所以我就怀疑,现在农民土地私有化的障碍,说为农民利益着想的这些专家到底理论在哪里?我单看这块土地,也许你会提出来,其他地方不是这样,但是我认为长三角地区,这种人口密度,它的城市化率,或者它的现代化生活直接从农民生活变现代生活,我觉得应该有其他的制度设计,我这个事情提出来没有人可以给我解决,这是我做房地产碰到的一个问题。
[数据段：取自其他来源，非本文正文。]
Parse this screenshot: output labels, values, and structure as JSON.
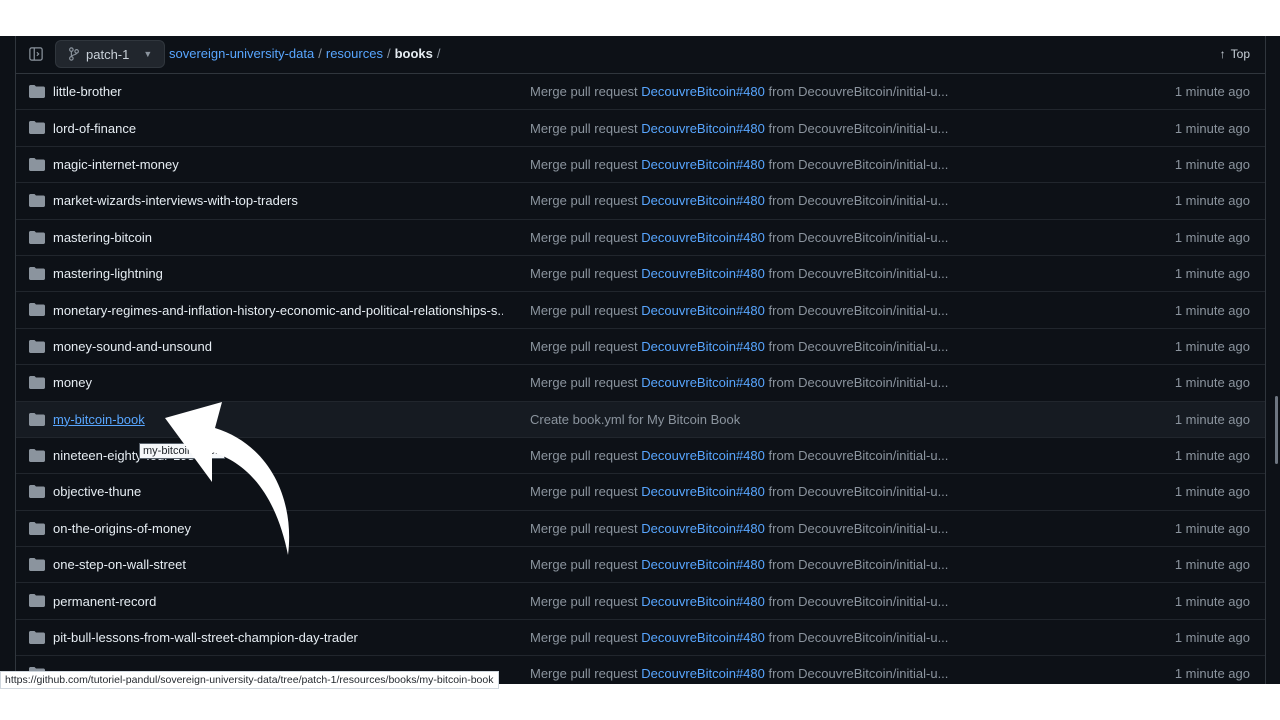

第二个我讲我最近从事的新能源,顺应刚才孙宏教授提到的能源问题,中国现在能源危机,石油60多美元一桶,我们国家的能源依赖于三大垄断集团,以垄断集团的思路,认为中国有能源危机,中国现代化很难,但我认为,中国没有能源危机,只有能源政策的危机,只有能源政治危机。三大石油集团现在考虑的现在中国能源政策出路在煤资源的利用上,煤转化。三大石油集团一个煤田都没有,国家组了一个大型煤业公司,是神华击团。他们在做煤变油,他们想把煤直接变成汽油和柴油,这个成本实际上是比较高的,所以它的利益政策和三大石油集团是一样的,都想变油。但是我能感觉,有另外一条路子是把煤直接变成二钾煤、甲醇,这个成本要比煤变成汽油低一半。但是你要建甲醇,二钾煤这样的能源,就要按照国家另外的标准。汽车要燃烧二钾煤,包括我们做化工的都可以用二钾煤,但是我们资源被这几大集团所垄断,新的能源路子走不出来。但是我们现在在做努力,上海市政府把二钾煤工程列为上海市科技创新一号工程,已经生产出二钾煤燃料汽车。类似这样的垄断集团在整个国家政策方面我们没有能力对付它,我们想在那个地方做煤化工,一个问题是说,这块土地上所有的水资源都被神华集团登记掉了,无偿登记,在神华的煤变油工厂的方圆两百公里半径这个范围内所有资源都是神华集团登记掉了,水矿泉登记,然后在整个土地上所有的煤气是中石油登记掉了,就是所有的气都是他们的,他们都是无偿取得的资源,然后又垄断了国家的政策。我们这些新能源,我认为能够真正给中国带来现代化能资的燃料的新能源政策可能就比较难出来。这里就是我说的新阶段中国改革发展主要特征与挑战,我认为不是市场化改革,不在经济层面上,我认为是在文化和政治层面上。这也符合吴晓灵提出的,在改革的时候一定要考虑不同利益集团的诉求管道。谢谢大家。(掌声)
樊纲:捣浆糊,上海话捣浆糊就是不够清晰的意思。
杨宜勇(年会嘉宾、国家发改委宏观经济研究院经济研究所副所长):
我想既然来了一点就谈一点自己的观点,我首先感到今天的题目很好,它好在什么地方?在中国改革发展前,没有经济两个字。我们今天探讨新阶段,中国到了什么样的新阶段?我个人理解,中国到了现在这样一个谈改革不能仅仅谈经济体制改革,谈发展不能仅谈经济发展的这样一个阶段。我们目前谈到一些经济发展中的问题,经济体制改革攻坚遇到一些困难,对于政府管理体制改革的推进又不尽如人意,那么问题在什么地方?我觉得问题就是相应的政治体制改革和社会的管理体制的改革没有适当地、适时地、相应地跟进。实际上我们党也已经认识到这样一个问题,强调在抓物质文明、精神文明的同时要抓政治文明,要进行政治体制改革,建设社会主义的民主政治。所以我理解的新阶段,下一个新阶段的特征就是要超越经济体制改革,以政治体制改革和社会管理体制改革带动政府体制改革这样一个阶段。进而对经济体制改革面临的一些堡垒性的问题有所触动,我觉得这可能是一个比较好的路径图。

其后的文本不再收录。